Fiscalité

« On ne nous dit pas tout »

Philippe Baillot, professeur- associé à Paris II
L’État semble s’efforcer à dissimuler au maximum aux citoyens leur contribution, base du lien républicain
La schizophrénie de notre État est parfaite. Il tend de plus en plus à masquer son coût réel aux contribuables
Philippe Baillot, professeur - associé à Paris II

« Pour l’entretien de la force publique, et pour les dépenses d’administration, une contribution commune est indispensable : elle doit être également répartie entre tous les citoyens, en raison de leurs facultés ». Dans la belle langue du XVIIIème siècle, l’article 13 de la Déclaration des Droits de l’Homme et du Citoyen de 1789 pose le principe de la contribution de tous à la dépense publique et le fondement de la démocratie moderne : le lien indéfectible entre contribution et représentation parlementaire. Deux siècles plus tard, la dépense publique dépasse 57 % de notre PIB. « Et en même temps », elle est devenue honteuse. L’État semble, en effet, s’efforcer à dissimuler au maximum aux citoyens leur contribution, base du lien républicain.
 Quatre exemples illustrent aisément cette assertion. Le plus important des prélèvements obligatoires correspond aux contributions sociales (384,5 milliards d’euros). Or, l’illisibilité du bulletin de paie des salariés français, avec sa vingtaine de lignes que le monde entier nous envie, vise clairement à limiter leur appréhension de la réalité du coût de leur couverture sociale.
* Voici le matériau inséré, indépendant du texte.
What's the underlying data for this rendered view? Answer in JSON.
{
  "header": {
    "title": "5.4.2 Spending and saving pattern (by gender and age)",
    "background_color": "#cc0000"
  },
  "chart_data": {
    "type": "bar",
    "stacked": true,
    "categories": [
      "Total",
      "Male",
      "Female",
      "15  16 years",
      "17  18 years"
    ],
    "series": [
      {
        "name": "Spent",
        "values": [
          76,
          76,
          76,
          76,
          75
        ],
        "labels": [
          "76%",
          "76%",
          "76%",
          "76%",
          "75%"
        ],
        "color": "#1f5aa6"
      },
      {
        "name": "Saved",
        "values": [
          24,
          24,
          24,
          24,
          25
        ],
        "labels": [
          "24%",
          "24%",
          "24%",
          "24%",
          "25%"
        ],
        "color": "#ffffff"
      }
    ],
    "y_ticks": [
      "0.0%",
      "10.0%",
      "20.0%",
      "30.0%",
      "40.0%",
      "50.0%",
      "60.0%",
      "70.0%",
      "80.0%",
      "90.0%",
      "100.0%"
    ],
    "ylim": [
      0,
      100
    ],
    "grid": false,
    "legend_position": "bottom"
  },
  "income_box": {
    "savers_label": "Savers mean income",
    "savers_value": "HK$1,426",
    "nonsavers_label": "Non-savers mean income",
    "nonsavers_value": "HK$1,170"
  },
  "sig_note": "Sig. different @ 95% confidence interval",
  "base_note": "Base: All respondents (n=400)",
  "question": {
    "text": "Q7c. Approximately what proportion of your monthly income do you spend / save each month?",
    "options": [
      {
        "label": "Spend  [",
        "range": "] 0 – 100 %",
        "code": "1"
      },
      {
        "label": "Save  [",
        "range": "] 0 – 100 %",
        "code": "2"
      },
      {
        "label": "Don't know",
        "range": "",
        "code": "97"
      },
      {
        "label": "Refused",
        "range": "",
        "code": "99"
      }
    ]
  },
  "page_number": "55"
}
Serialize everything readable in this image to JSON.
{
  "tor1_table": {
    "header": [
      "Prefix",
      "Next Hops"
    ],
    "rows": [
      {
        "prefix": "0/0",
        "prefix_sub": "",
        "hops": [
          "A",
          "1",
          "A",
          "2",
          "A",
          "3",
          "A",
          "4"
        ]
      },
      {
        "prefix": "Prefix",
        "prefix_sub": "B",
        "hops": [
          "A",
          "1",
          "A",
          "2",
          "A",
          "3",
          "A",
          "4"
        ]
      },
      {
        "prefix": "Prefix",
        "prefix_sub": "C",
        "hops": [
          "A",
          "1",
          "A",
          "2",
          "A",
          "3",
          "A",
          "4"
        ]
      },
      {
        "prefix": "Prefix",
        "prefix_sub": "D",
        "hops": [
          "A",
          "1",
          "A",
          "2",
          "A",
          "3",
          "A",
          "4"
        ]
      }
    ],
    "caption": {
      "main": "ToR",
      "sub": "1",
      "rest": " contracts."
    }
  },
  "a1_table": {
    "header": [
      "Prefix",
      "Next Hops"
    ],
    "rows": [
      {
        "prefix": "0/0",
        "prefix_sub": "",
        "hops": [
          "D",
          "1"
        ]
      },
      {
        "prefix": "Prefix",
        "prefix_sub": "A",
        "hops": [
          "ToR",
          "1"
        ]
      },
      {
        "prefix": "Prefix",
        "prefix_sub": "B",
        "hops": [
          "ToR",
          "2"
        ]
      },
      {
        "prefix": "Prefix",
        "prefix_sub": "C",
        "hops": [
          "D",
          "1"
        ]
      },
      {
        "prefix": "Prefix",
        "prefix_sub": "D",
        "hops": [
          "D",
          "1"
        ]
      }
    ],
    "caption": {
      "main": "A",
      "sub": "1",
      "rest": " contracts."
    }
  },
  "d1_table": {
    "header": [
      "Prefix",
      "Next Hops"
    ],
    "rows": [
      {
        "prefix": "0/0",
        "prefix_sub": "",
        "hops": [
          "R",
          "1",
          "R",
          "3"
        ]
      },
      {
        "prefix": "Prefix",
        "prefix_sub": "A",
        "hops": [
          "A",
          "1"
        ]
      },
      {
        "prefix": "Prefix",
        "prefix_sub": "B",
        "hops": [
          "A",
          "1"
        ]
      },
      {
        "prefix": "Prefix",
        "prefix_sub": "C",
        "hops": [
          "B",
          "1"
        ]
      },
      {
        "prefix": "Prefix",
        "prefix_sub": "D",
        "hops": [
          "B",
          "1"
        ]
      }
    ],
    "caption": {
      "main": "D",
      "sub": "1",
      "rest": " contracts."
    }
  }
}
À cette fin, il suffirait d’intégrer en une mention claire, dans leur salaire brut, les « charges (dites) patronales » – forme la plus aboutie de l’oxymore - pour assurer une prise de conscience aussi aiguë qu’immédiate. En synthèse, si le coût social d’un salarié français s’élève à 160, son salaire brut se limite à 100 et le virement sur son compte bancaire à 80, assorti d’une friandise bien franchouillarde : une fraction de CSG/CRDS imposable (ou l’impôt sur le prélèvement !). Aussi bien après-demain, notre salarié, légitimement sensible au seul crédit sur son compte bancaire en début de mois, perdra conscience de l’évaporation nouvelle consécutive au prélèvement à la source : le tour de passe-passe sera alors parfait, l’IR aura disparu à son tour ! Les modalités de règlement du second prélèvement obligatoire – la TVA avec 152,4 milliards d’euros – visent pareillement à la rendre le plus indolore possible. À cet égard, il suffirait – à l’image des États-Unis – d’annoncer les prix hors taxe pour engager à chaque acte d’achat une pédagogie de la répétition. Celle-ci favoriserait une prise de conscience du coût de nos services publics et, ce faisant, l’émergence d’une volonté collective de les voir diminuer, ou pour le moins d’accroître leur efficience. Les prélèvements sur les produits pétroliers (32,2 milliards d’euros) illustrent tout autant la prédilection de notre État moderne pour les prélèvements dissimulés. Le coût HT d’un litre de SP95 est de 0,60 euro pour un prix à la pompe de 1,56 euros. L’ensemble des prélèvements effectués s’élève donc à 160 % du prix de base, sans aucune communication aux consommateurs/contribuables.
 Le dernier exemple est le plus illustratif de l’incapacité de l’État à justifier, voire simplement assumer ses prélèvements. Les gains du Loto sont, en effet, réputés exonérés d’impôt. Notre Léviathan omet simplement de préciser qu’entre la somme des mises jouées et le gain remis à l’heureux gagnant, il a été procédé, en catimini, à un prélèvement de 34 % !
 La schizophrénie de notre État est parfaite. Il tend de plus en plus à masquer son coût réel aux contribuables, jusqu’à abandonner des prélèvements directs – « par trop sensibles » – à l’image de la taxe d’habitation. Dans le même temps, il exige des intermédiaires financiers une communication exhaustive et didactique sur leurs frais, au nom de l’efficience économique et du droit légitime des consommateurs à appréhender la nature et le montant exact des frais prélevés. La science fiscale propose plusieurs définitions d’un bon impôt : les héritiers d’Adam Smith, croyant à l’efficience du marché (la « main invisible »), plaident pour un impôt ne modifiant en rien le comportement des agents économiques (à l’exemple d’une TVA à taux unique) ; les classiques pour un impôt à taux bas et assiette large, exempte de toute niche (à l’image de la CSG) ; les cyniques pour un impôt payé par les autres (l’ISF !) ... Pour autant, nul jamais ne défend des prélèvements cachés, comme honteux. Aussi le lien républicain ne saurait-il perdurer dans l’actuelle clandestinité organisée de la « contribution » de chaque citoyen. Sa mise en lumière participerait d’une légitime exigence et d’une efficience renouvelée de la dépense publique.